EyeFi: Fast Human Identification Through Vision and WiFi-based Trajectory Matching

doi:10.5281/zenodo.3882104

Published June 6, 2020 | Version 1.0.0

Dataset Open

EyeFi: Fast Human Identification Through Vision and WiFi-based Trajectory Matching

1. University of North Carolina Chapel Hill
2. Bosch Research and Technology Center

EyeFi Dataset

This dataset is collected as a part of the EyeFi project at Bosch Research and Technology Center, Pittsburgh, PA, USA. The dataset contains WiFi CSI values of human motion trajectories along with ground truth location information captured through a camera. This dataset is used in the following paper "EyeFi: Fast Human Identification Through Vision and WiFi-based Trajectory Matching" that is published in the IEEE International Conference on Distributed Computing in Sensor Systems 2020 (DCOSS '20). We also published a dataset paper titled as "Dataset: Person Tracking and Identification using Cameras and Wi-Fi Channel State Information (CSI) from Smartphones" in Data: Acquisition to Analysis 2020 (DATA '20) workshop describing details of data collection. Please check it out for more information on the dataset.

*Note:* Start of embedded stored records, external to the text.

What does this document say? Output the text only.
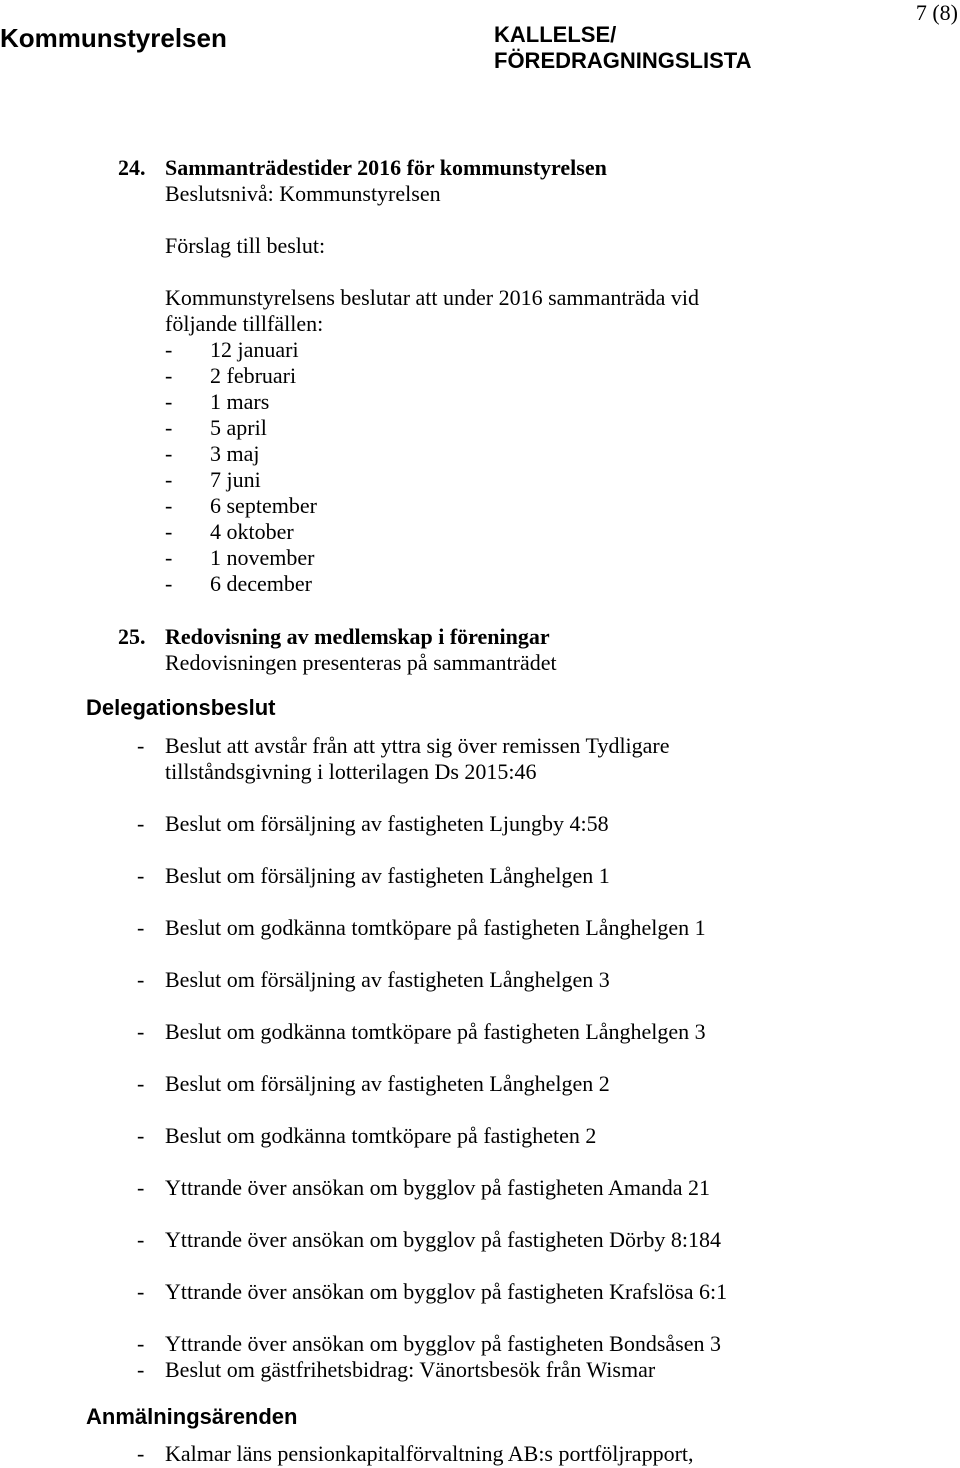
Kommunstyrelsen	KALLELSE/
FÖREDRAGNINGSLISTA
7 (8)
24. Sammanträdestider 2016 för kommunstyrelsen
Beslutsnivå: Kommunstyrelsen
Förslag till beslut:
Kommunstyrelsens beslutar att under 2016 sammanträda vid
följande tillfällen:
-	12 januari
-	2 februari
-	1 mars
-	5 april
-	3 maj
-	7 juni
-	6 september
-	4 oktober
-	1 november
-	6 december
25. Redovisning av medlemskap i föreningar
Redovisningen presenteras på sammanträdet
Delegationsbeslut
- Beslut att avstår från att yttra sig över remissen Tydligare
tillståndsgivning i lotterilagen Ds 2015:46
- Beslut om försäljning av fastigheten Ljungby 4:58
- Beslut om försäljning av fastigheten Långhelgen 1
- Beslut om godkänna tomtköpare på fastigheten Långhelgen 1
- Beslut om försäljning av fastigheten Långhelgen 3
- Beslut om godkänna tomtköpare på fastigheten Långhelgen 3
- Beslut om försäljning av fastigheten Långhelgen 2
- Beslut om godkänna tomtköpare på fastigheten 2
- Yttrande över ansökan om bygglov på fastigheten Amanda 21
- Yttrande över ansökan om bygglov på fastigheten Dörby 8:184
- Yttrande över ansökan om bygglov på fastigheten Krafslösa 6:1
- Yttrande över ansökan om bygglov på fastigheten Bondsåsen 3
- Beslut om gästfrihetsbidrag: Vänortsbesök från Wismar
Anmälningsärenden
- Kalmar läns pensionkapitalförvaltning AB:s portföljrapport,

Clarification/Bug report: Please note that the order of antennas and subcarriers in .h5 files is not written clearly in the README.md file. The order of antennas and subcarriers are as follows for the 90 `csi_real` and `csi_imag` values : [subcarrier1-antenna1, subcarrier1-antenna2, subcarrier1-antenna3, subcarrier2-antenna1, subcarrier2-antenna2, subcarrier2-antenna3,… subcarrier30-antenna1, subcarrier30-antenna2, subcarrier30-antenna3]. Please see the description below. The newer version of the dataset contains this information in README.md. We are sorry for the inconvenience.

Data Collection Setup

In our experiments, we used Intel 5300 WiFi Network Interface Card (NIC) installed in an Intel NUC and Linux CSI tools [1] to extract the WiFi CSI packets. The (x,y) coordinates of the subjects are collected from Bosch Flexidome IP Panoramic 7000 panoramic camera mounted on the ceiling and Angle of Arrivals (AoAs) are derived from the (x,y) coordinates. Both the WiFi card and camera are located at the same origin coordinates but at different height, the camera is location around 2.85m from the ground and WiFi antennas are around 1.12m above the ground.

The data collection environment consists of two areas, first one is a rectangular space measured 11.8m x 8.74m, and the second space is an irregularly shaped kitchen area with maximum distances of 19.74m and 14.24m between two walls. The kitchen also has numerous obstacles and different materials that pose different RF reflection characteristics including strong reflectors such as metal refrigerators and dishwashers.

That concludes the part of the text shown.